Both these players are still on their ELCs, and both are having pretty good but not phenomenal years. They likely won’t break the bank unless they go super-long-term. Which they might. Larkin, who has more of a pedigree than Mantha just based on having been in the league for a few years, could end up with almost 60 points. Do you pay a guy like that $4.5 million over five or six years? You probably do, and that seems fine to me.
Mantha, meanwhile, has a shorter track record and, this season, is scoring at more or less the same pace as he did last year. He should end up in the 45- or 50-point range if things break his way over the final 20 games or so, and if you want to say that’s worth in the $3.75 million range, that checks out for me.
However, the Red Wings are such an interesting case because look what Frans Nielsen makes. Look What Justin Abdelkader makes. Look what Darren Helm makes. If you’re judging future contracts for guys on their ELCs on that basis, these are $6-million players, right? But those guys are also veterans who “earned it” as opposed to guys on the wrong side (financially) of 25.
Ryan asks: “Why is the perception so stark between trading a 1st, 2nd, and 3rd round pick for Tatar versus giving an offer sheet to Kucherov for $7,851,948 to get a better value?”
Well I think it’s important to note here that Vegas gave out those picks in three separate years, and if they offer-sheeted someone it would all be in one draft. That’s a major consideration.
However, I think the main reason we don’t see more offer sheets is that almost all of these GMs are good buddies and don’t want to piss each other off and all that stuff. I don’t know why signing guys to offer sheets would piss other GMs off if you were being sensible about it, but the distinct impression you get from talking to people is that it would 10000000000 percent piss them off. So that’s literally the only reason it doesn’t happen.
James asks: “What does Gostisbehere have to do to get some Norris love?”
He needs to not-win for a few more years, and then, at some point in the indeterminate future, become “due.”
It worked for Drew Doughty and it might still work for Alex Pietrangelo.

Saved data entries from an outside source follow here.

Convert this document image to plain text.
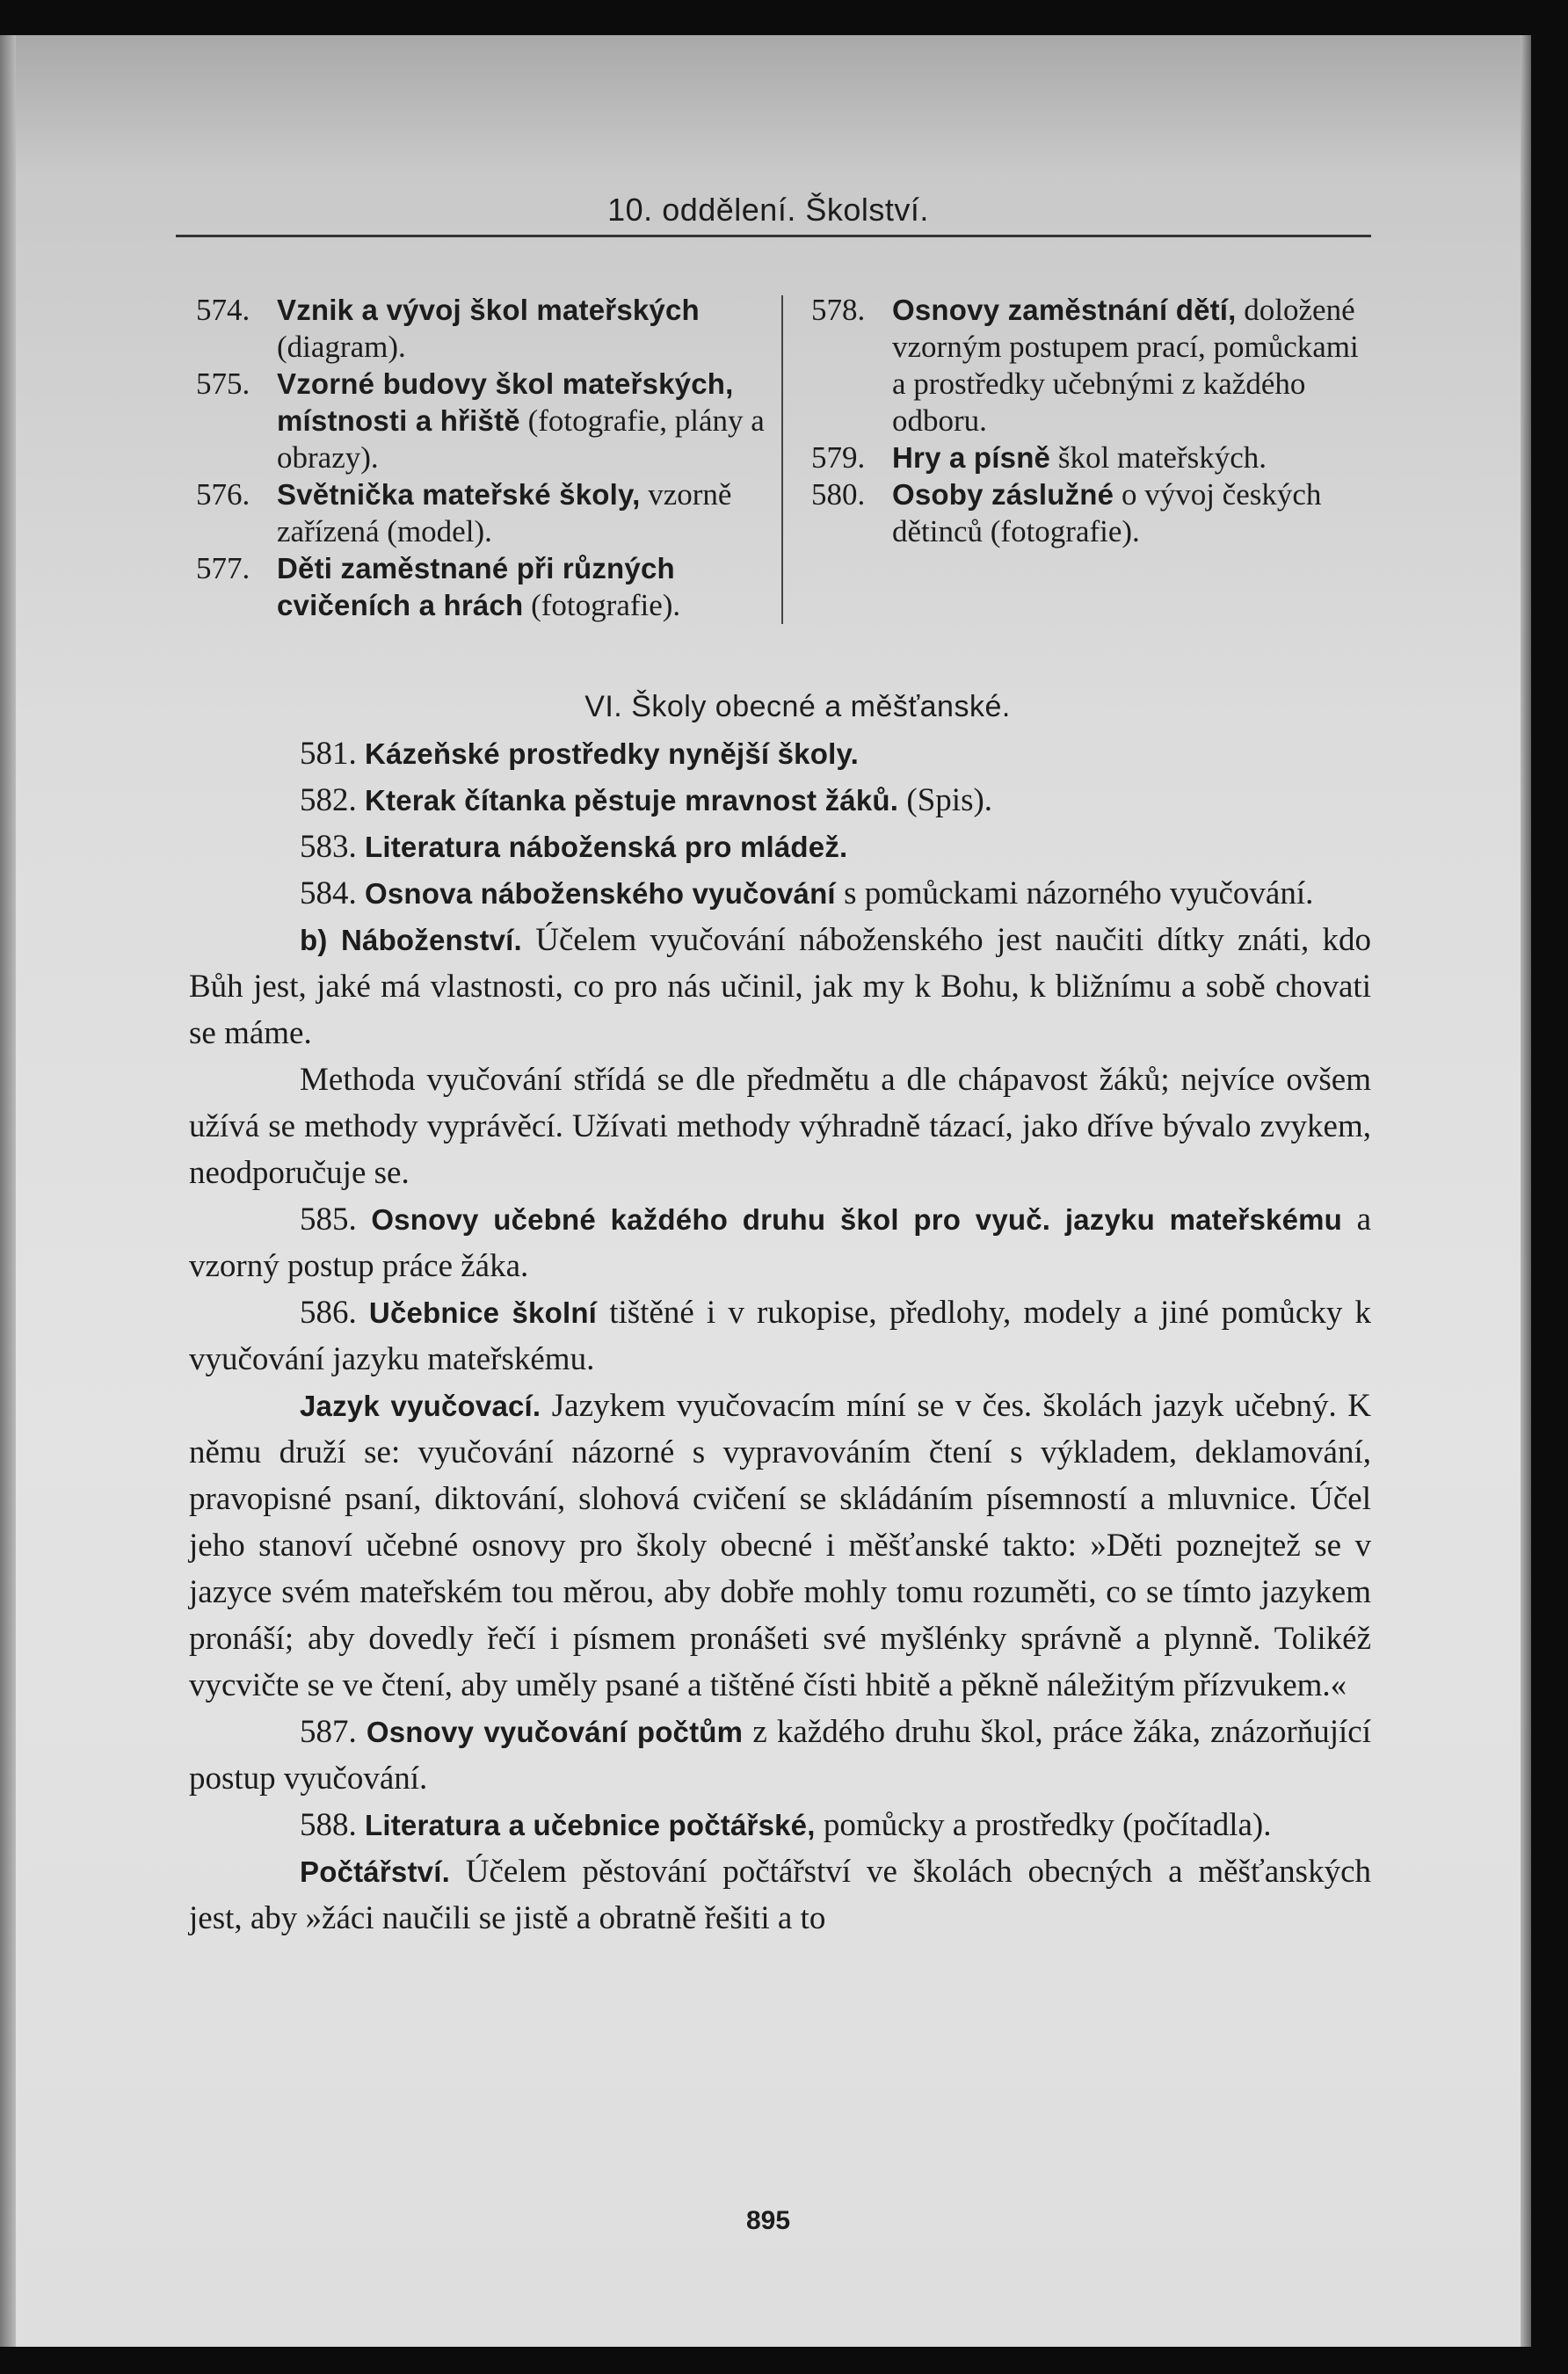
10. oddělení. Školství.
574. Vznik a vývoj škol mateřských (diagram).
575. Vzorné budovy škol mateřských, místnosti a hřiště (fotografie, plány a obrazy).
576. Světnička mateřské školy, vzorně zařízená (model).
577. Děti zaměstnané při různých cvičeních a hrách (fotografie).
578. Osnovy zaměstnání dětí, doložené vzorným postupem prací, pomůckami a prostředky učebnými z každého odboru.
579. Hry a písně škol mateřských.
580. Osoby záslužné o vývoj českých dětinců (fotografie).

VI. Školy obecné a měšťanské.

581. Kázeňské prostředky nynější školy.

582. Kterak čítanka pěstuje mravnost žáků. (Spis).

583. Literatura náboženská pro mládež.

584. Osnova náboženského vyučování s pomůckami názorného vyučování.

b) Náboženství. Účelem vyučování náboženského jest naučiti dítky znáti, kdo Bůh jest, jaké má vlastnosti, co pro nás učinil, jak my k Bohu, k bližnímu a sobě chovati se máme.

Methoda vyučování střídá se dle předmětu a dle chápavost žáků; nejvíce ovšem užívá se methody vyprávěcí. Užívati methody výhradně tázací, jako dříve bývalo zvykem, neodporučuje se.

585. Osnovy učebné každého druhu škol pro vyuč. jazyku mateřskému a vzorný postup práce žáka.

586. Učebnice školní tištěné i v rukopise, předlohy, modely a jiné pomůcky k vyučování jazyku mateřskému.

Jazyk vyučovací. Jazykem vyučovacím míní se v čes. školách jazyk učebný. K němu druží se: vyučování názorné s vypravováním čtení s výkladem, deklamování, pravopisné psaní, diktování, slohová cvičení se skládáním písemností a mluvnice. Účel jeho stanoví učebné osnovy pro školy obecné i měšťanské takto: »Děti poznejtež se v jazyce svém mateřském tou měrou, aby dobře mohly tomu rozuměti, co se tímto jazykem pronáší; aby dovedly řečí i písmem pronášeti své myšlénky správně a plynně. Tolikéž vycvičte se ve čtení, aby uměly psané a tištěné čísti hbitě a pěkně náležitým přízvukem.«

587. Osnovy vyučování počtům z každého druhu škol, práce žáka, znázorňující postup vyučování.

588. Literatura a učebnice počtářské, pomůcky a prostředky (počítadla).

Počtářství. Účelem pěstování počtářství ve školách obecných a měšťanských jest, aby »žáci naučili se jistě a obratně řešiti a to

895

Honestly, though, I think if this continues and the Flyers stay this high in the standings, my man will get some serious consideration from voters. Probably won’t win, but a top-five finish seems very much in the cards for this year.
Fox asks: “What ‘underdog’ team has the best chance of winning their conference tournament?”
First of all, thanks for asking a college hockey question.
Second, depending upon how you choose to define “underdog” I wouldn’t be shocked to see a team like Union (which has been red-hot in recent months) or Harvard make some noise in the ECAC tournament.
However, I think the tournament that could very clearly produce an “underdog” champion is the Big Ten. Yeah, Notre Dame is great, and so is Ohio State, but Penn State and Minnesota are the Nos. 4 and 5 seeds and I really like both those clubs. An upset there wouldn’t surprise me even a little bit.
All stats via Corsica unless noted otherwise.